A Thousand Moons - Barry
4 stars
”You only had to look like you done something wrong in America and they would hang you, if you were poor.”
This is Barry’s follow-up to Days Without End. I do not think it is possible to understand this book without reading the first one. The story is set in post Civil War Tennessee. Thomas McNulty and John Cole have settled on Lige Magan’s farm with their adopted daughter, Winona. The story is told in Winona’s voice. It’s uneven storytelling. Winona is clearly an unreliable narrator and she knows it. She cannot remember the brutal event that set a match to a powder keg of violent consequences. The storytelling is further obscured by Winona’s restricted vocabulary. Barry has projected a 19th century Southern dialect (that may or may not be accurate). Additionally, Winona’s narrative is further obscured by her reluctance, or complete inability, to name the crime. (view spoiler)[She was raped. (hide spoiler)]
I have 25 meaningful passages of this book highlighted. I’d originally given this book a 3 star rating, but I bumped it up when I reread those highlights. There were things about this book that disappointed me, but Barry’s words still manage to sound a powerful chord in me. For example:
“An injury to one soul might be of small account in the great and endless flower-chain of human injuries.
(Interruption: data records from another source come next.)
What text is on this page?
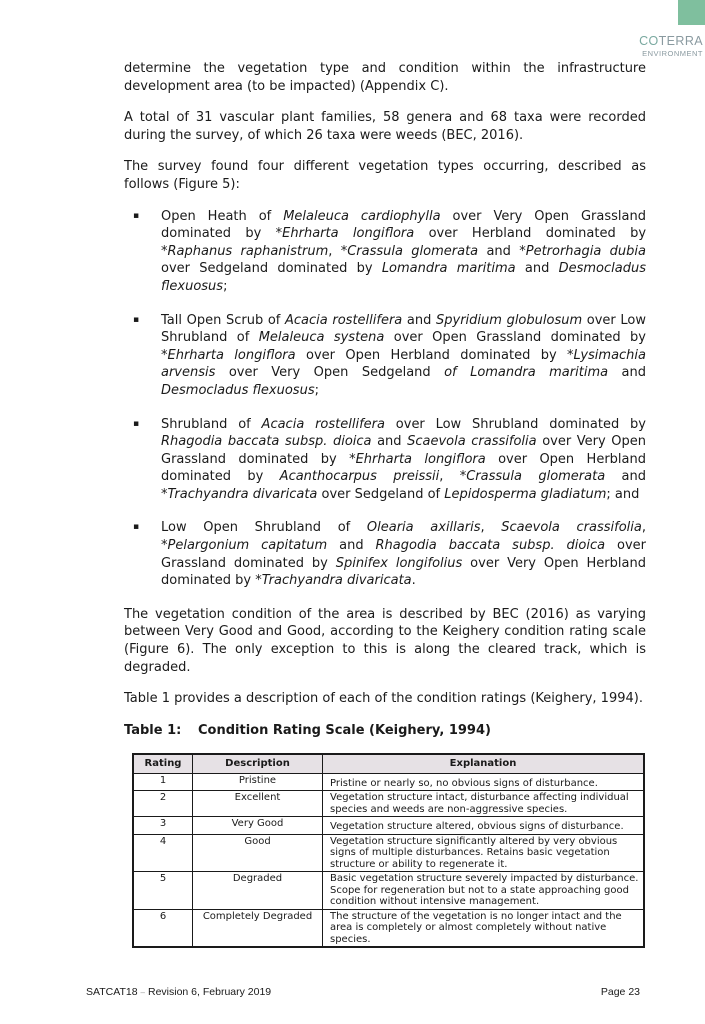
COTERRA
ENVIRONMENT

determine the vegetation type and condition within the infrastructure development area (to be impacted) (Appendix C).

A total of 31 vascular plant families, 58 genera and 68 taxa were recorded during the survey, of which 26 taxa were weeds (BEC, 2016).

The survey found four different vegetation types occurring, described as follows (Figure 5):

▪ Open Heath of Melaleuca cardiophylla over Very Open Grassland dominated by *Ehrharta longiflora over Herbland dominated by *Raphanus raphanistrum, *Crassula glomerata and *Petrorhagia dubia over Sedgeland dominated by Lomandra maritima and Desmocladus flexuosus;
▪ Tall Open Scrub of Acacia rostellifera and Spyridium globulosum over Low Shrubland of Melaleuca systena over Open Grassland dominated by *Ehrharta longiflora over Open Herbland dominated by *Lysimachia arvensis over Very Open Sedgeland of Lomandra maritima and Desmocladus flexuosus;
▪ Shrubland of Acacia rostellifera over Low Shrubland dominated by Rhagodia baccata subsp. dioica and Scaevola crassifolia over Very Open Grassland dominated by *Ehrharta longiflora over Open Herbland dominated by Acanthocarpus preissii, *Crassula glomerata and *Trachyandra divaricata over Sedgeland of Lepidosperma gladiatum; and
▪ Low Open Shrubland of Olearia axillaris, Scaevola crassifolia, *Pelargonium capitatum and Rhagodia baccata subsp. dioica over Grassland dominated by Spinifex longifolius over Very Open Herbland dominated by *Trachyandra divaricata.

The vegetation condition of the area is described by BEC (2016) as varying between Very Good and Good, according to the Keighery condition rating scale (Figure 6). The only exception to this is along the cleared track, which is degraded.

Table 1 provides a description of each of the condition ratings (Keighery, 1994).

Table 1: Condition Rating Scale (Keighery, 1994)
Rating	Description	Explanation
1	Pristine	Pristine or nearly so, no obvious signs of disturbance.
2	Excellent	Vegetation structure intact, disturbance affecting individual species and weeds are non-aggressive species.
3	Very Good	Vegetation structure altered, obvious signs of disturbance.
4	Good	Vegetation structure significantly altered by very obvious signs of multiple disturbances. Retains basic vegetation structure or ability to regenerate it.
5	Degraded	Basic vegetation structure severely impacted by disturbance. Scope for regeneration but not to a state approaching good condition without intensive management.
6	Completely Degraded	The structure of the vegetation is no longer intact and the area is completely or almost completely without native species.
SATCAT18 – Revision 6, February 2019	Page 23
But was not the law designed to peer at each, one by one, and give everything equal weight betimes?”
The disappointment here is that I never forgot that the words came from the author. When I read The Secret Scripture, Roseanne McNulty walked off the page as a real person. In Days Without End, Thomas’ Irish blarney and complete sincerity made him live on the page. Winona is a complex, wounded, and vibrant young woman. But, I wasn’t ever able to forget that she was an author’s creation. I felt a 21st agenda in the 19th century setting. This isn’t a bad thing. It just didn’t feel as natural and seamless as in the other books.
(view spoiler)[ Winona is raped while she is drunk. Certainly, this is an ageless scenario, but I somehow felt that Barry had plucked the issue from current headlines. Very realistically, Winona cannot remember the attack. It felt realistic, and simultaneously like an overly cumbersome plot device. However, Barry gives her profound words to express the emotional damage, “As so much time had gone by I was beginning to be horrified by a sense that what had happened to me was a nothing, a nothing served upon a nothing. A small little thing of no account that all girls had to bear in the general affairs of the world. That it would mean nothing to them and that the word nothing would be much in their mouths as they applied it to me. Under this thought I perished time and time again. I shivered in my sense of dreadful smallness.” It’s a heartbreaking statement, but it’s somehow devoid of the heavy dialect that is usually present in Winona’s voice. (hide spoiler)]
There’s so much desperation in this book; the desperate poverty and grinding hard work of a small farm; the lawless, violent, resurgence of white supremacy. The plot builds with a heavy sense of dread that there is no possibility of justice for Winona, a full blooded native American, or for the Bouguereau siblings, freed slaves who work on the farm. I hoped for a happy ending for these characters. I didn’t expect it. The author was clearly present in the deus ex machina of the abrupt ending.